L’ONG a été rebaptisée La Citadelle. Autour d’elle, gravitent des personnages aux destins mêlés, comme dans le plus abouti des scénarios de fiction. Et pourtant la réalité n’est pas bien loin…L’histoire se passe entre le Darfour, le Tchad et la France. Au centre, un enfant, -Younis-, né au Darfour, arraché à son père par une folle opération de sauvetage humanitaire. Un roman qui ne résonnerait pas de la même façon si l’on n’avait pas en arrière-pensée le fait d’actualité qui l’a inspiré. En 2007, l’affaire de l’Arche de Zoé éclate : 103 enfants présentés comme des orphelins du Darfour, échappent à une opération d’exfiltration menée par une association française pour combler des familles en mal d’enfants. Au mépris des populations sur place, du droit national et international et des familles adoptantes.

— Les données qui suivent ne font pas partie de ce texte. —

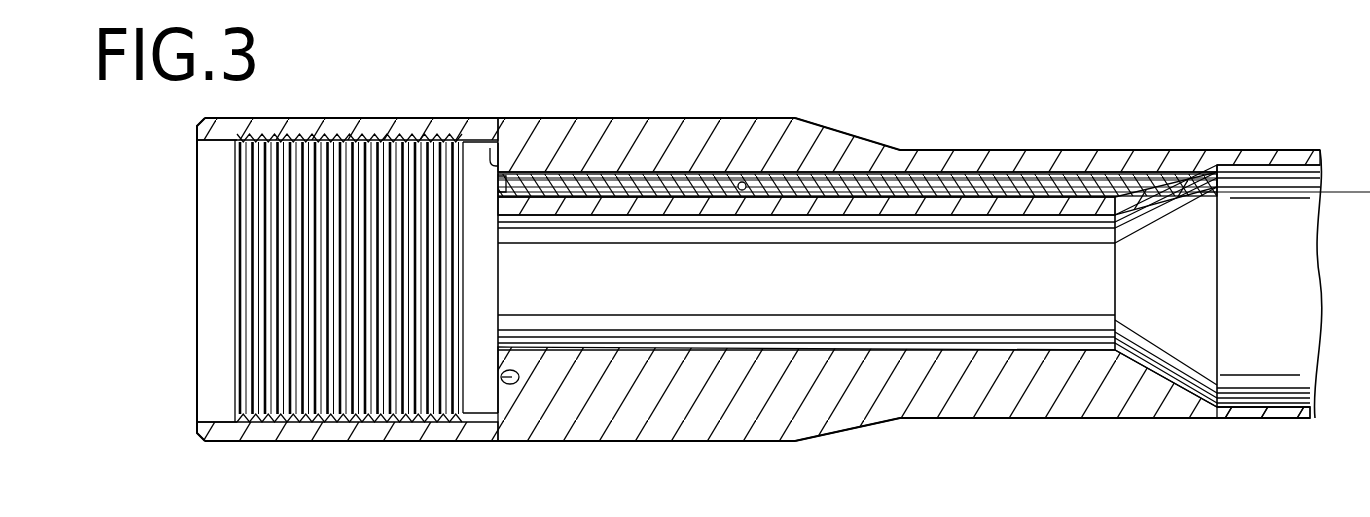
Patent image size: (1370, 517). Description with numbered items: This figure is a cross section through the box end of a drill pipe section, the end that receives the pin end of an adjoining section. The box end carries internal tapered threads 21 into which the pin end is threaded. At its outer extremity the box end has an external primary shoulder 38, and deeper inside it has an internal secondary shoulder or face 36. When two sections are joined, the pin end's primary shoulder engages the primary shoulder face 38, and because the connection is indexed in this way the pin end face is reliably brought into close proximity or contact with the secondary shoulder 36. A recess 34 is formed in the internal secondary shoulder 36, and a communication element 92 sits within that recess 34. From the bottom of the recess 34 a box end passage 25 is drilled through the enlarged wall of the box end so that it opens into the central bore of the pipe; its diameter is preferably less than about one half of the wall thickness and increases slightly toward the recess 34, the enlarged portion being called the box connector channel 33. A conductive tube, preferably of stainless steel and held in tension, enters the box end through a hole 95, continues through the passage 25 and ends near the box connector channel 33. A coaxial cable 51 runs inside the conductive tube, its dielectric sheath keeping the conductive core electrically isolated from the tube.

The internal tapered threads 21 is at (351, 424).
The external primary shoulder 38 is at (198, 128).
The box end passage 25 is at (1008, 188).
The box connector channel 33 is at (597, 182).
The recess 34 is at (498, 182).
The internal secondary shoulder 36 is at (490, 148).
The coaxial cable 51 is at (862, 187).
The hole 95 is at (1179, 185).
The communication element 92 is at (520, 378).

Pierre Micheletti a choisi la fiction pour décrire l’action humanitaire qui tourne au western. Chaque protagoniste est un maillon de l’enchaînement dramatique des évènements. Et l’auteur prend le soin de donner le point de vue de chacun d’entre eux. Le lecteur est, tour à tour, le père à qui on a volé son enfant, Claire médecin humanitaire dans un camps de réfugiés, Jean kidnappé par des rebelles appartenant à l’armée de Libération du Soudan, Eddy Berton, le responsable de la Citadelle ou encore le conseiller du ministre des Affaires étrangères français. Ecrite comme un grand reportage avec une description méticuleuse des enjeux de la région, l’histoire met parfaitement en scène les différents acteurs d’un drame international où s’affrontent le Nord bien pensant, arrogant, sûr de son bon droit et le Sud perfusé aux ONG, méfiant, violent. Un jeu de dupes où la compassion va soudain prendre le pas sur l’éthique amenant une série d’évènements et de réactions en chaîne catastrophiques. Dérangeant.
Les orphelins est une dénonciation fine et engagée de la solidarité internationale telle qu’elle est pensée actuellement, par un des acteurs de l’humanitaire en France, Pierre Micheletti, ancien Président de Médecins du Monde. Un retour sur images nécessaire dans une société où une actualité chasse l’autre, où les outils de solidarité internationale atteignent désormais leurs limites. L’histoire des vrais-faux orphelins d’Abéché ou le paroxysme de l’hystérie humanitaire collective.